Nous ne sommes pas nés seulement en possession de notre franchise mais aussi avec affectation de la défendre Assomption le 15 août 2021

Publié le Publié dans Homélies

Lectures :

Ap 11,19a ; 12,1-6a.10ab : …une femme, ayant le soleil pour manteau, la lune sous les pieds…

1 Co 15,20-27a : Le Christ est ressuscité d’entre les morts pour être parmi les morts le premier ressuscité.

Lc 1,39-56 : Marie se mit en route rapidement vers une ville de la montagne.

Il y a quelques temps, j’ai reçu pour le sacrement de la réconciliation               – communément appelé la confession – une personne qui m’a partagé ses inquiétudes et ses incompréhensions face à ce qu’elle entend, vit et affronte dans son quotidien, pour me dire à peu près ceci :

 « Mon Père, au fond, je voudrais confesser que je manque d’espérance.
Je me laisse donc aller car je finis par être submergé par tout ce qui se passe en ce moment.

D’ailleurs, ce que cette personne avouait n’est pas complètement nouveau pour moi: d’autres gens m’en ont également parlé.

Les sujets sont vastes : le pass sanitaire, la liberté bafouée, le dernier motu proprio du Pape, l’abaissement qualitatif de la classe politique, la marchandisation du corps humain, l’effacement de la culture et de l’histoire, jusqu’à l’extinction des repères…

Malgré la multiplicité des sujets et leur portée différente, tous manifestaient une inquiétude frôlant l’angoisse.

Où va-t-on ?

Comment réagir face au processus qui nous dépasse ?

A tout ceci, je réponds cash ! : quand un monde se défait, quand une maison s’écroule, seuls demeurent ceux qui ont une volonté d’acier et foi en Dieu qui étend sa miséricorde sur ceux qui le craignent.

Les superbes et les puissants passeront à la trappe un jour, seuls les humbles et les assoiffés de justice seront sauvés.

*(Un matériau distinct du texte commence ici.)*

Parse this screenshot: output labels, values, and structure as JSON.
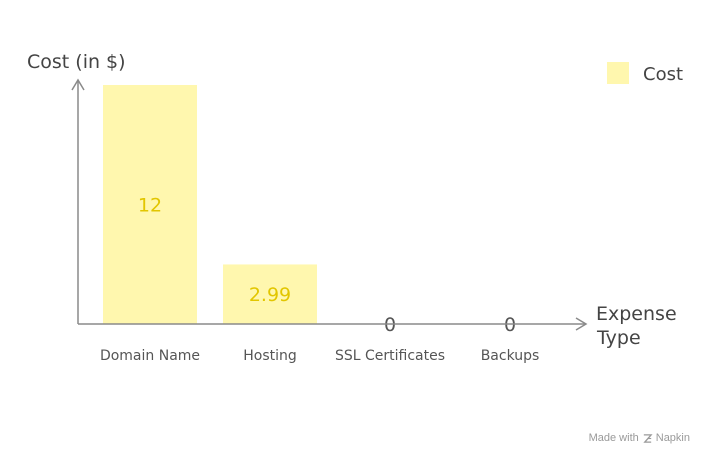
{
  "chart_data": {
    "type": "bar",
    "categories": [
      "Domain Name",
      "Hosting",
      "SSL Certificates",
      "Backups"
    ],
    "series": [
      {
        "name": "Cost",
        "values": [
          12,
          2.99,
          0,
          0
        ]
      }
    ],
    "value_labels": [
      "12",
      "2.99",
      "0",
      "0"
    ],
    "ylabel": "Cost (in $)",
    "xlabel": "Expense Type",
    "ylim": [
      0,
      12
    ],
    "grid": false,
    "legend": "top-right",
    "colors": {
      "bar": "#FFF7AE",
      "value_label": "#E2C600",
      "zero_label": "#555555",
      "axis": "#8a8a8a"
    }
  },
  "footer": {
    "made_with": "Made with",
    "brand": "Napkin"
  }
}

Ne nous voilons pas la face, chers frères et sœurs bienaimés : pas tous seront sauvés ! Contrairement aux réponses soporifiques faites pour ne pas troubler
la quiétude des gens qui ne font aucun effort et pensent qu’avachis sur leur canapé ils arriveront à passer la porte étroite du Royaume des cieux.

Car, et même si c’était le cas, ils ne passeraient pas, justement, leur canapé étant beaucoup trop large.

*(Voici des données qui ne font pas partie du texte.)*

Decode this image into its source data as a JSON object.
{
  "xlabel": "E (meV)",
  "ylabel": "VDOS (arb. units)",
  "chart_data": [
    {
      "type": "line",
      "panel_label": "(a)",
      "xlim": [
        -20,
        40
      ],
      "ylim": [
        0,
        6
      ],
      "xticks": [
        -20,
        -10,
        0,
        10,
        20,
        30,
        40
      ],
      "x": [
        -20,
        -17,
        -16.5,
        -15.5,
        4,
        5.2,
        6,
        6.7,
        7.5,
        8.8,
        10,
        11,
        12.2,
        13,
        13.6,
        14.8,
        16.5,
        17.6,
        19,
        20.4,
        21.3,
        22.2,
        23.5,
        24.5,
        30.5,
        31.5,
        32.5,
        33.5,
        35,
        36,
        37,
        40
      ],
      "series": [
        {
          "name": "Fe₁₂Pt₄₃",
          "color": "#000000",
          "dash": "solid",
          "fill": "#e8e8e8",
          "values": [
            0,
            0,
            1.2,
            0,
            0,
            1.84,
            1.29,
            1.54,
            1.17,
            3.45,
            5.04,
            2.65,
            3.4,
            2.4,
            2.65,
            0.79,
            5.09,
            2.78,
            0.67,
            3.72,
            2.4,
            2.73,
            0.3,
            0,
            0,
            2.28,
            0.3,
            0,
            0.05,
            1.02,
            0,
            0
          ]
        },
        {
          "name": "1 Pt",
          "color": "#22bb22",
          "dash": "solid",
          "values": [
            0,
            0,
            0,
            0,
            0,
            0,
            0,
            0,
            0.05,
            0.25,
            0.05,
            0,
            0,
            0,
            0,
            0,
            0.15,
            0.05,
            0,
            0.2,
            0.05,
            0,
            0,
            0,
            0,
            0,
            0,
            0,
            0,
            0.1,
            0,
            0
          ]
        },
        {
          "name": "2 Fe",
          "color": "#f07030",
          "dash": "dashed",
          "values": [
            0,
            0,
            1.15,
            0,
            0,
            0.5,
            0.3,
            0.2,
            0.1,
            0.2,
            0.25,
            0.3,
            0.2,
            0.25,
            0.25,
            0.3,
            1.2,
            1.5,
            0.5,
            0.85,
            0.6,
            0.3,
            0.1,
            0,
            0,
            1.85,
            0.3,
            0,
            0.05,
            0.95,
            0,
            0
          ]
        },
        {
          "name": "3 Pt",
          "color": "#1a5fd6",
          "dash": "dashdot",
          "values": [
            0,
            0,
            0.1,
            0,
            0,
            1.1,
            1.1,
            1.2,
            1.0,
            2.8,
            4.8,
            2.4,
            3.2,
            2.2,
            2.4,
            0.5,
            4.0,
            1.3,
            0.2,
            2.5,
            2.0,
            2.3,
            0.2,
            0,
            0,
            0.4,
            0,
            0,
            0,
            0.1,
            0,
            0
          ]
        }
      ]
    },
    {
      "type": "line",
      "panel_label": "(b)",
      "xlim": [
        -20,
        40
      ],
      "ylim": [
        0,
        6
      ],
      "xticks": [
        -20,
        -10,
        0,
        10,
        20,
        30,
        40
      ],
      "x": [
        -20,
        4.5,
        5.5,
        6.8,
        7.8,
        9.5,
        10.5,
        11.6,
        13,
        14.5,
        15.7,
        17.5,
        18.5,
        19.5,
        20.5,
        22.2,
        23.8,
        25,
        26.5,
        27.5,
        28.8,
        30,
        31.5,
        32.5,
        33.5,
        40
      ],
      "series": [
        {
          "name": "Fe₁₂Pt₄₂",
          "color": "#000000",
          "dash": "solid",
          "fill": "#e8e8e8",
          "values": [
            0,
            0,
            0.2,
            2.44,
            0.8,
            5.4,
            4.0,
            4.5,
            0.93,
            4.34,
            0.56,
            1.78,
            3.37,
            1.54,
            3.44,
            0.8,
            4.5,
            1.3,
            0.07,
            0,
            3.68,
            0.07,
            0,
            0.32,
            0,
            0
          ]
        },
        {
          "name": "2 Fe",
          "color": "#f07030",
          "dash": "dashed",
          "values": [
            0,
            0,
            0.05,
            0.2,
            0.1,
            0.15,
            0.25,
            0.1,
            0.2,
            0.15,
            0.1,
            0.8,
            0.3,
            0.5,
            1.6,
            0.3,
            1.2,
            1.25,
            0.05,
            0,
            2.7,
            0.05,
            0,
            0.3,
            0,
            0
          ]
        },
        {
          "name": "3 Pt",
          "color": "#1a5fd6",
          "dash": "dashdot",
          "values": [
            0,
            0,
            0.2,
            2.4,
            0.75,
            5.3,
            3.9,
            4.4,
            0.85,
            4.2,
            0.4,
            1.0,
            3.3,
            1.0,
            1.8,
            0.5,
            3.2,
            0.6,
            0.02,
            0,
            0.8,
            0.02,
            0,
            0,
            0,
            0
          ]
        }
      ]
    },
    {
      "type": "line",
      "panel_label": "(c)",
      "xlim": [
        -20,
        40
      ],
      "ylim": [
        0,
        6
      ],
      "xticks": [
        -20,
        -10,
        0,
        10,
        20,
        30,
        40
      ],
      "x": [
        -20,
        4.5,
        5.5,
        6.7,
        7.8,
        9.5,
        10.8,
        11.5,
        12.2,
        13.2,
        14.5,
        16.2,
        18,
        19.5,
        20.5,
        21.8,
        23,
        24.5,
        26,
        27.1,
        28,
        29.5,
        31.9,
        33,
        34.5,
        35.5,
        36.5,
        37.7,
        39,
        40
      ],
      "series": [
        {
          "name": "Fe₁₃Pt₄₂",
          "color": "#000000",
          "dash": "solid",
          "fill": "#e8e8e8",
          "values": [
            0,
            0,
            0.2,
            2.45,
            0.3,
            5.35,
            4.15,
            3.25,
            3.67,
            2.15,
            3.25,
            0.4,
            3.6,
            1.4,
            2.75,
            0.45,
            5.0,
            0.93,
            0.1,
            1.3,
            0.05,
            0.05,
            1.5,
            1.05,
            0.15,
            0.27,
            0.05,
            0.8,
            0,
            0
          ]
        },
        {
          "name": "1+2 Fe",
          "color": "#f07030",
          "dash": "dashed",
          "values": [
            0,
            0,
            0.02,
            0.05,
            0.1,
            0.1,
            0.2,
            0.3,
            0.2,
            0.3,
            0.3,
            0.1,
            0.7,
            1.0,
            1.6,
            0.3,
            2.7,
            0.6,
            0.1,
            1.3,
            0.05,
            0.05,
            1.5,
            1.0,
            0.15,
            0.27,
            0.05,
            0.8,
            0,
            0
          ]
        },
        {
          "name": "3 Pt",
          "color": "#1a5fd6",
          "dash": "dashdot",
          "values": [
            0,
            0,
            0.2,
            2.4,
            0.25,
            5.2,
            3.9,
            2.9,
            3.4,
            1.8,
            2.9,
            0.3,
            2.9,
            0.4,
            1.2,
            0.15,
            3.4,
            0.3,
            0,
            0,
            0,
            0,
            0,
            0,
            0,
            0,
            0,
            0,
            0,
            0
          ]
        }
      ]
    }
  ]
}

Pour passer la porte étroite dont parle le Seigneur, il faut être debout et droit.

Alors, face aux contraintes, maintenons-nous au-dessus de la mêlée.

Les situations troublantes ne sont pas nouvelles. L’histoire du monde, notamment de l’Eglise, en est remplie.

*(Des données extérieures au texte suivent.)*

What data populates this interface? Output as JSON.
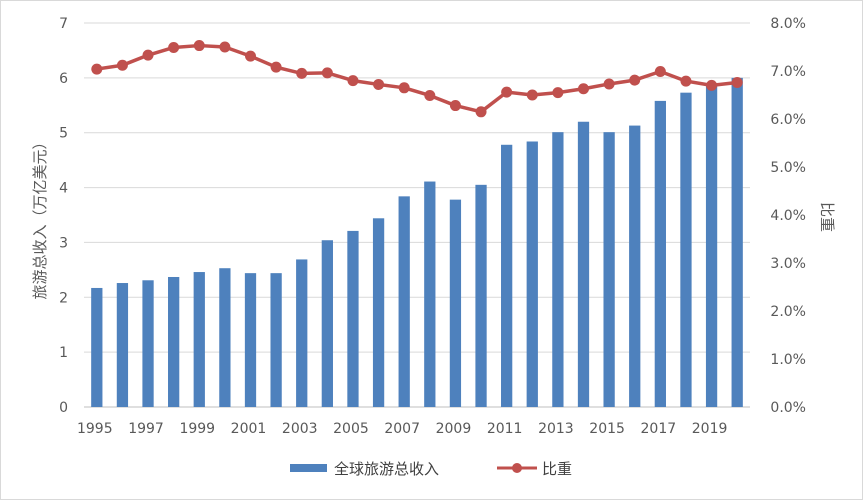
{
  "chart_data": {
    "type": "bar+line",
    "categories": [
      "1995",
      "1996",
      "1997",
      "1998",
      "1999",
      "2000",
      "2001",
      "2002",
      "2003",
      "2004",
      "2005",
      "2006",
      "2007",
      "2008",
      "2009",
      "2010",
      "2011",
      "2012",
      "2013",
      "2014",
      "2015",
      "2016",
      "2017",
      "2018",
      "2019",
      "2020"
    ],
    "x_tick_labels": [
      "1995",
      "1997",
      "1999",
      "2001",
      "2003",
      "2005",
      "2007",
      "2009",
      "2011",
      "2013",
      "2015",
      "2017",
      "2019"
    ],
    "series": [
      {
        "name": "全球旅游总收入",
        "type": "bar",
        "axis": "left",
        "color": "#4e81bd",
        "values": [
          2.17,
          2.26,
          2.31,
          2.37,
          2.46,
          2.53,
          2.44,
          2.44,
          2.69,
          3.04,
          3.21,
          3.44,
          3.84,
          4.11,
          3.78,
          4.05,
          4.78,
          4.84,
          5.01,
          5.2,
          5.01,
          5.13,
          5.58,
          5.73,
          5.86,
          6.0
        ]
      },
      {
        "name": "比重",
        "type": "line",
        "axis": "right",
        "color": "#c0504d",
        "values": [
          7.04,
          7.12,
          7.33,
          7.49,
          7.53,
          7.5,
          7.31,
          7.08,
          6.95,
          6.96,
          6.8,
          6.72,
          6.65,
          6.49,
          6.28,
          6.15,
          6.56,
          6.5,
          6.55,
          6.63,
          6.73,
          6.81,
          6.99,
          6.79,
          6.7,
          6.76
        ]
      }
    ],
    "ylabel": "旅游总收入（万亿美元）",
    "y2label": "比重",
    "ylim": [
      0,
      7
    ],
    "y2lim": [
      0,
      8
    ],
    "y_ticks": [
      "0",
      "1",
      "2",
      "3",
      "4",
      "5",
      "6",
      "7"
    ],
    "y2_ticks": [
      "0.0%",
      "1.0%",
      "2.0%",
      "3.0%",
      "4.0%",
      "5.0%",
      "6.0%",
      "7.0%",
      "8.0%"
    ],
    "grid": true,
    "legend_position": "bottom"
  }
}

Même en lisant le texte de l’Apocalypse, nous constatons déjà l’affrontement violent : une femme enceinte, figure de Marie qui porte en elle le fils de Dieu, est poursuivie par le dragon rouge feu, avec sept têtes et dix cornes, un monstre terrifiant, donc !

Un monstre qui, sur chacune de ses têtes, porte un diadème, symbole de pouvoir.

Cette pauvre femme, quelle force a-t-elle pour affronter cette bête féroce qui veut, ni plus ni moins, dévorer l’enfant de la femme ?

Son combat semble perdu d’avance : on n’y décèle aucun équilibre, aucune espérance… jusqu’au moment où Dieu s’en mêle.

Et voilà ainsi la victoire, voilà le retournement de situation.

Ce qui semblait complétement perdu gagne la bataille.

Et une voix forte peut proclamer :

« maintenant voici le salut, la puissance et le règne de notre Dieu,

voici le pouvoir de son Christ ! »

Et pourtant, y croyons-nous vraiment ?

       Vous savez, c’est toujours le même mode opératoire du malin, surnommé le mauvais ou Satan : il mine le moral de la troupe.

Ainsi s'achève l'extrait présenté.